Jugnuma lays out its visual ambition at the outset. Raam Reddy’s second movie after the Kannada comedy Thithi (2015) begins with a man entering his workshop, coolly strapping on wings as though he is putting on a pair of boots, walking to the edge of a cliff and taking off, like a giant falcon.
From this surreal sequence, Jugnuma settles down to earthly concerns. Reddy’s Hindi film, originally titled The Fable, is a flight of fancy that is also tethered to events at a plantation somewhere in the mountains of north India.
Dev (Manoj Bajpayee), owner of a fruit orchard that has been in his family for generations, is in a battle with the elements. Fires are ripping through the sprawling orchard, breaking out without warning and seemingly without human involvement. It’s not just the produce that is being charred – the trust between the orchard owner and his labourers is being destroyed too.
An air of bewilderment clings to Dev, his wife Nandini (Priyanka Bose) and estate manager Mohan (Deepak Dobriyal). In another corner, Dev and Nandini’s daughter Vanya (Hiral Sidhu) is getting into a strange zone with a member of a group of monks.
There are both rational and irrational explanations for what is happening at the orchard, just as there are magical moments tucked into the increasingly dull investigation into the source of the fires. The smoke wafting from the burnt bushes, the sudden presence of fireflies, the gnomic monks – there is a feeling of a life cycle coming to an end.
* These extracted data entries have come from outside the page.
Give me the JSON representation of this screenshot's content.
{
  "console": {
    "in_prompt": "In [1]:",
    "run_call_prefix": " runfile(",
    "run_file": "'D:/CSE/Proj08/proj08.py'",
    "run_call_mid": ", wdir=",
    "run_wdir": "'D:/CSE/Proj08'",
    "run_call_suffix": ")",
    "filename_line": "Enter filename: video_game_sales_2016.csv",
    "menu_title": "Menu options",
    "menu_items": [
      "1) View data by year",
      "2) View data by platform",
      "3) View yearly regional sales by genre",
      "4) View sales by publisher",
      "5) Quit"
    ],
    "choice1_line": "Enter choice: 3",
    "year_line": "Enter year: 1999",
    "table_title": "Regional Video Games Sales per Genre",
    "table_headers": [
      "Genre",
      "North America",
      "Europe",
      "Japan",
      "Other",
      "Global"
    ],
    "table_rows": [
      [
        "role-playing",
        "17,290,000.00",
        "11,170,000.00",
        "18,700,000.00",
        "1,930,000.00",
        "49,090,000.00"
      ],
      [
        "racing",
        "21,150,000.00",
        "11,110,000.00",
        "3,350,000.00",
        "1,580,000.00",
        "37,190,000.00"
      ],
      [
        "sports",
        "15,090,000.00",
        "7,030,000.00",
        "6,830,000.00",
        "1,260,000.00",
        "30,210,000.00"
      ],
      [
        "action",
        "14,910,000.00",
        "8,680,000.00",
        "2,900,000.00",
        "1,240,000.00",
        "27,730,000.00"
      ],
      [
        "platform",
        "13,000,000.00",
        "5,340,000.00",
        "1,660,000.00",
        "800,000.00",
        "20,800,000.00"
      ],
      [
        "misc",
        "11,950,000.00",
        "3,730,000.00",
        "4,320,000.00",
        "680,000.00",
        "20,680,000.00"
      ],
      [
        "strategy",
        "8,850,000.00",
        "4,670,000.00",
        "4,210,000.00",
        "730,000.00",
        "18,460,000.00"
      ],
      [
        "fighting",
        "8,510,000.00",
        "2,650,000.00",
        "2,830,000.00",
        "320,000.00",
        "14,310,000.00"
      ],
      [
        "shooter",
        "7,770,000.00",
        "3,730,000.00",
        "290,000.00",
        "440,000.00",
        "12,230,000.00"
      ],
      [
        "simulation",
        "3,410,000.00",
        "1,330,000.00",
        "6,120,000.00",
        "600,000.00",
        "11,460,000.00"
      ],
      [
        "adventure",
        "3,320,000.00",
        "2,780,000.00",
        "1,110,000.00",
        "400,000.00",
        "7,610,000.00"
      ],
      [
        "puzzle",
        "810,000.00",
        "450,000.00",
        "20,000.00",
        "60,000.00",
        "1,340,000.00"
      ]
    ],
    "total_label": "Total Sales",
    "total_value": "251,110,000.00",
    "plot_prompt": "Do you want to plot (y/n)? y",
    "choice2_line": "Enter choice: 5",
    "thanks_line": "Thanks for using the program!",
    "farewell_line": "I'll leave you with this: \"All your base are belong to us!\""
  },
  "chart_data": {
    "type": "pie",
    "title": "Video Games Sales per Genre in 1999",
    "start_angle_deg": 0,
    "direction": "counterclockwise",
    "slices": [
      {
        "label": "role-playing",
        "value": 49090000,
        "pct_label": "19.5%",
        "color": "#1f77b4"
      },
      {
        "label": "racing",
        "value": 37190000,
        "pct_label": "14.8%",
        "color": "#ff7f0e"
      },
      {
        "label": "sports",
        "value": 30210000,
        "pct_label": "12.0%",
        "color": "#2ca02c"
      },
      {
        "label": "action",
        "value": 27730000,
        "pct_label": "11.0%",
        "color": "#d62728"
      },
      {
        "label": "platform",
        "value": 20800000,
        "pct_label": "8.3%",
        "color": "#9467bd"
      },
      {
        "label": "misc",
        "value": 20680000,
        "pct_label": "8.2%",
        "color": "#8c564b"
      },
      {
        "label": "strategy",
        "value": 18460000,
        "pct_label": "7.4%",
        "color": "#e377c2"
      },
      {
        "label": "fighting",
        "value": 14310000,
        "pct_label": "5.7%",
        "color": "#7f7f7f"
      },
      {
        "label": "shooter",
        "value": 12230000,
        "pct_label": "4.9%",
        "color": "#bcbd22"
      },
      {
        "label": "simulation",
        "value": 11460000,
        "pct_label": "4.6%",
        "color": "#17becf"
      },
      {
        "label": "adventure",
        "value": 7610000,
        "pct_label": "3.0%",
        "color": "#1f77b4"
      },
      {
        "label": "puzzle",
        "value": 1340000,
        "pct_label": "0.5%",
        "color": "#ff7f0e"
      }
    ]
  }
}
But the film’s balance eventually tips in favour of the explanatory rather than the suggestive. The stilted dialogue, irregular pacing and serviceable performances block the story’s fabular potential from emerging.
Most of the enchantment is in the gorgeous visuals, and the feeling of timelessness evoked by them.
Cinematographer Sunil Borkar has shot Jugnuma on 16mm film stock. Colourist Himanshu Kamble has treated the entire movie to resemble footage stumbled upon from a bygone era. Some of the shots of the mountains in the distance resemble a Nicholas Roerich painting.
The use of an analogue-era shooting medium combined with the vintage-y colourisation give the film a lush, tactile quality rarely seen in Indian films. At least in its compositions, if not always in its encounters between confused humans, Jugnuma achieves the expectations set up by the mysterious man and his magnificent wings in the opening scene.